Okay. As I said earlier then: Have a look at the path field that Logstash populates with the full path to the file the event came from. You can e.g. use a grok filter to extract particular path components.

Thank you @magnusbaeck, sorry for all of these questions. Would I be able to incorporate a part of the path field into an index?

Yes. Use said grok filter to extract the pieces you want to a different field and reference that field in your elasticsearch output's index option.

https://www.elastic.co/guide/en/logstash/current/event-dependent-configuration.html#logstash-config-field-references

1 Like

Not sure if this is supposed to go in a new post or not. If it is let me know. I am having troubles with referencing that field.

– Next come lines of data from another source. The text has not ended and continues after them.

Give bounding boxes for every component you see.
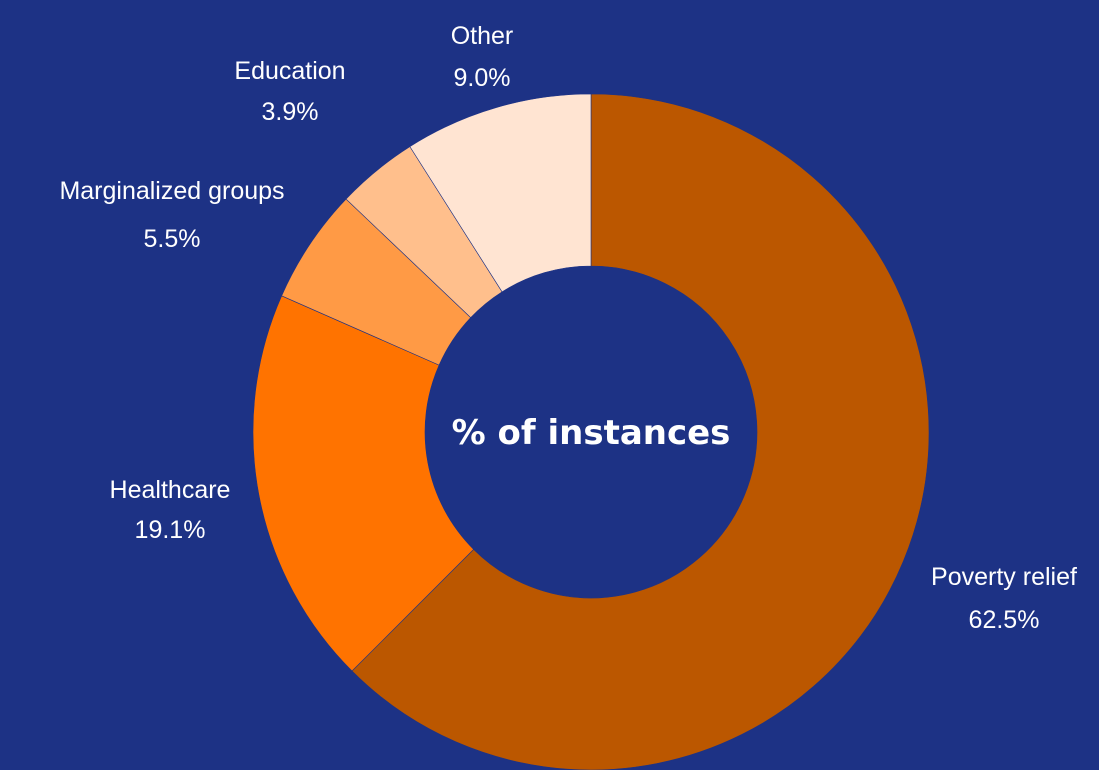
slice-label-education: Education — [234, 57, 345, 85]
donut-slices — [252, 93, 930, 770]
slice-poverty-relief — [351, 93, 930, 770]
slice-value-other: 9.0% — [454, 64, 511, 92]
slice-label-poverty-relief: Poverty relief — [931, 563, 1077, 591]
slice-label-healthcare: Healthcare — [110, 476, 231, 504]
slice-healthcare — [252, 295, 475, 672]
slice-labels: Poverty relief 62.5% Healthcare 19.1% Margin… — [59, 22, 1077, 634]
center-title: % of instances — [452, 413, 731, 453]
slice-other — [409, 93, 592, 293]
slice-label-marginalized-groups: Marginalized groups — [59, 177, 284, 205]
slice-value-poverty-relief: 62.5% — [969, 606, 1040, 634]
slice-value-healthcare: 19.1% — [135, 516, 206, 544]
slice-value-education: 3.9% — [262, 98, 319, 126]
slice-label-other: Other — [451, 22, 514, 50]
slice-value-marginalized-groups: 5.5% — [144, 225, 201, 253]
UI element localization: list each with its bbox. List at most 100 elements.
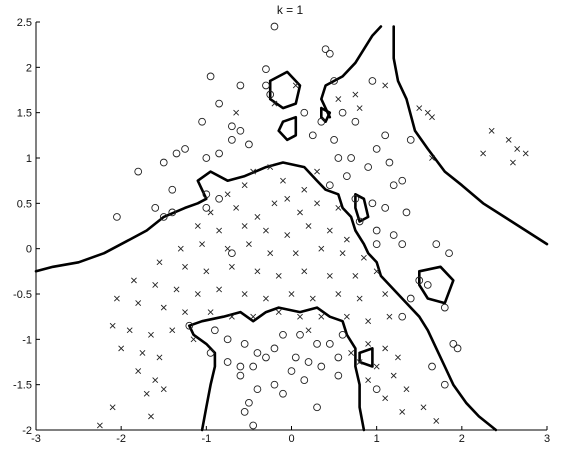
- cross-point: [318, 245, 325, 252]
- cross-point: [505, 136, 512, 143]
- cross-point: [510, 159, 516, 166]
- circle-point: [236, 81, 245, 90]
- cross-point: [135, 300, 142, 306]
- cross-point: [335, 96, 342, 102]
- y-tick-label: 2: [26, 62, 32, 74]
- cross-point: [271, 200, 278, 207]
- circle-point: [330, 77, 338, 85]
- circle-point: [381, 131, 390, 140]
- cross-point: [284, 232, 291, 238]
- cross-point: [301, 268, 308, 275]
- y-tick-label: 1.5: [17, 108, 32, 120]
- cross-point: [250, 313, 257, 320]
- circle-point: [245, 398, 253, 407]
- circle-point: [372, 226, 381, 235]
- circle-point: [253, 349, 262, 357]
- cross-point: [152, 377, 159, 384]
- boundary-line: [319, 106, 332, 123]
- cross-point: [199, 241, 205, 248]
- circle-point: [223, 335, 232, 344]
- cross-point: [160, 304, 167, 311]
- circle-point: [432, 240, 441, 248]
- cross-point: [382, 345, 389, 352]
- cross-point: [275, 309, 282, 316]
- cross-point: [169, 327, 176, 334]
- boundary-line: [358, 347, 374, 368]
- cross-point: [109, 322, 116, 329]
- cross-point: [263, 227, 269, 234]
- cross-point: [365, 377, 372, 384]
- circle-point: [423, 281, 432, 289]
- y-tick-label: -1.5: [13, 380, 32, 392]
- cross-point: [284, 195, 291, 202]
- circle-point: [198, 117, 206, 126]
- y-tick-label: -2: [22, 425, 32, 437]
- cross-point: [228, 313, 235, 320]
- circle-point: [330, 136, 338, 144]
- cross-point: [233, 204, 240, 211]
- circle-point: [334, 353, 343, 362]
- cross-point: [228, 263, 235, 270]
- y-tick-label: 2.5: [17, 17, 32, 29]
- circle-point: [398, 176, 407, 185]
- cross-point: [373, 268, 380, 275]
- circle-point: [215, 149, 223, 158]
- y-tick-label: 0: [26, 244, 32, 256]
- circle-point: [228, 136, 236, 144]
- circle-point: [338, 330, 347, 339]
- circle-point: [304, 358, 313, 366]
- circle-point: [228, 122, 236, 131]
- x-tick-label: -1: [201, 433, 211, 445]
- circle-point: [389, 181, 398, 190]
- cross-point: [318, 313, 325, 320]
- circle-point: [334, 371, 343, 380]
- x-tick-label: 3: [544, 433, 550, 445]
- circle-point: [159, 213, 168, 221]
- circle-point: [343, 172, 351, 180]
- circle-point: [300, 376, 309, 384]
- circle-point: [270, 22, 279, 31]
- circle-point: [296, 330, 304, 339]
- cross-point: [207, 209, 214, 216]
- cross-point: [224, 191, 231, 198]
- circle-point: [368, 199, 377, 208]
- circle-point: [313, 340, 321, 348]
- cross-point: [118, 345, 125, 352]
- circle-point: [406, 294, 415, 303]
- cross-point: [143, 390, 150, 397]
- cross-point: [148, 413, 154, 420]
- circle-point: [440, 303, 449, 312]
- cross-point: [424, 109, 431, 116]
- cross-point: [314, 200, 320, 207]
- cross-point: [109, 404, 116, 411]
- circle-point: [240, 340, 249, 348]
- circle-point: [372, 240, 381, 248]
- circle-point: [415, 276, 424, 285]
- cross-point: [241, 182, 248, 189]
- cross-point: [416, 105, 423, 112]
- cross-point: [207, 309, 214, 316]
- boundary-line: [417, 265, 455, 305]
- circle-point: [368, 77, 377, 85]
- circle-point: [202, 204, 211, 212]
- boundary-line: [319, 25, 383, 119]
- circle-point: [215, 194, 223, 203]
- circle-point: [262, 353, 270, 362]
- cross-point: [480, 150, 487, 157]
- cross-point: [267, 164, 274, 170]
- cross-point: [429, 114, 435, 121]
- circle-point: [351, 117, 360, 126]
- cross-point: [182, 309, 188, 316]
- circle-point: [172, 149, 181, 158]
- circle-point: [202, 154, 211, 162]
- cross-point: [301, 186, 308, 193]
- cross-point: [382, 291, 389, 297]
- circle-point: [402, 208, 411, 217]
- cross-point: [250, 168, 257, 175]
- y-tick-label: -0.5: [13, 289, 32, 301]
- circle-point: [249, 362, 258, 371]
- cross-point: [156, 259, 163, 266]
- circle-point: [317, 362, 326, 371]
- circle-point: [364, 163, 373, 171]
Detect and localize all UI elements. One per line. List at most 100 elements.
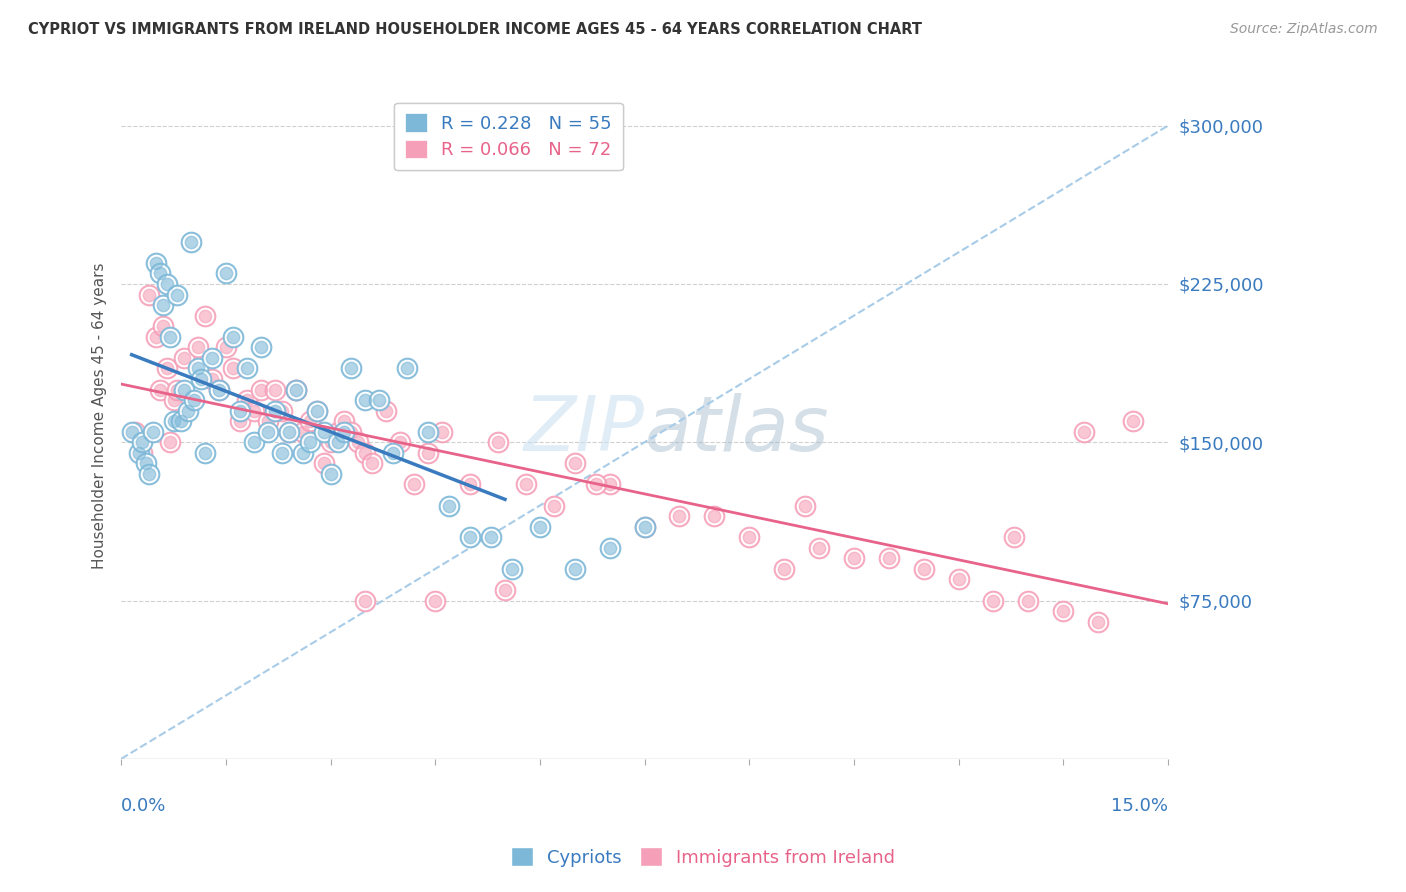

I parsed out the part that I need and named it project.

	if [type] == "prn" {
		elasticsearch{
			index => project_"prn-"
			document_type => "prnformat"
			template => "/opt/ELK/logstash/template/prn_template.json"
			template_name => "prn-*"
			template_overwrite => "true"
			codec => plain{charset => "ANSI_X3.4-1968"}
		}
	}

There are different log types for these projects (logs-, prn-, etc.). I want to have the index be "project name"_"prn-" but it keeps giving me errors:

ERROR logstash.agent - Cannot create pipeline {:reason=>"Expected one of #, {, }

Thanks

I solved this. If someone could tell me how to close this topic it would be greatly appreciated!

For anyone interested in the coding of this:

	grok{
		match => { "path" => ["/opt/ELK/data/%{WORD:project}"]
		}
	}

In the output:

	if [type] == "prn" {
		elasticsearch{
			index => "%{project}_prn-"
			document_type => "prnformat"
			template => "/opt/ELK/logstash/template/prn_template.json"
			template_name => "prn-*" 
			template_overwrite => "true"
			codec => plain{charset => "ANSI_X3.4-1968"}
		}
	}

This topic was automatically closed 28 days after the last reply. New replies are no longer allowed.